19 _Ducataõ de ouro._ Quando ElRey D. Sebastiaõ foy a Guadalupe, mandou
lavrar esta moeda: huma com o valor de quarenta mil reis, outra de
trinta, outra de dez cruzados.[338]

20 _Engenhoso._ Foy moeda de ouro, que fez lavrar ElRey D. Sebastiaõ no
anno de 1562 com o valor de 500 reis. Tinha de huma parte a Cruz com a
letra: _In hoc signo vinces_; e da outra banda o escudo do Reino com a
letra: _Sebastian. I. Rex Portugal._ Chamou-se esta moeda do Engenhoso,
por assim se chamar Joaõ Gonçalves, natural de Guimarães, que fez o
cunho. Ordenou o elle de sorte, que as moedas sahiaõ fundidas de pezo,
e com hum circulo ao redor para naõ se poderem cercear.[339]

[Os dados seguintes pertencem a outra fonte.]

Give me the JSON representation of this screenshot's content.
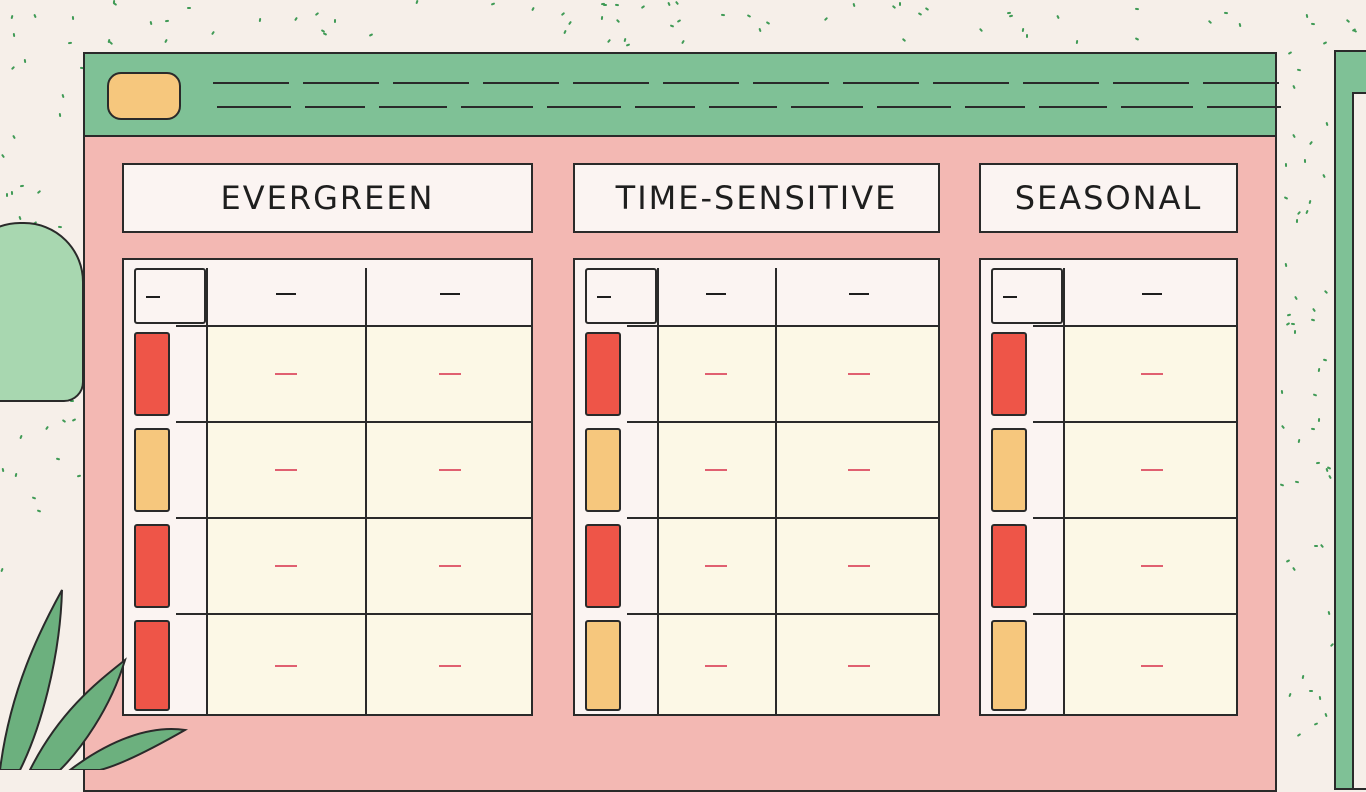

21 _Escudo._ Moeda de ouro com muita liga, que mandou fazer ElRey D.
Duarte com a valia de 90 reis. ElRey D. Manoel a mandou desfazer.

22 _Espadim._ Houve neste Reino moedas com este mesmo nome de tres
castas. _Espadins de ouro_ mandou-os lavrar ElRey D. Joaõ II. com o
valor de 320 reis. Tinha de huma parte o escudo do Reino com a letra:
_Adjutorium nostrum in nomine Domini_; e do reverso huma espada
empunhada com a ponta para cima, e em circulo o nome delRey. Em tempo
delRey D. Manoel valia 500 reis. _Espadins de prata_, que mandou
abrir ElRey D. Affonso V. com o mesmo cunho que os de ouro, só com
a differença de ter a ponta da espada voltada para baixo. Chamou-se
Espadim em memoria da Ordem da Espada, que instituio para a Conquista
de Fez, como diz Severim.[340] Valiaõ 24 reis. _Espadins de cobre_
prateados mandou bater ElRey D. Joaõ II. com o valor de quatro reis.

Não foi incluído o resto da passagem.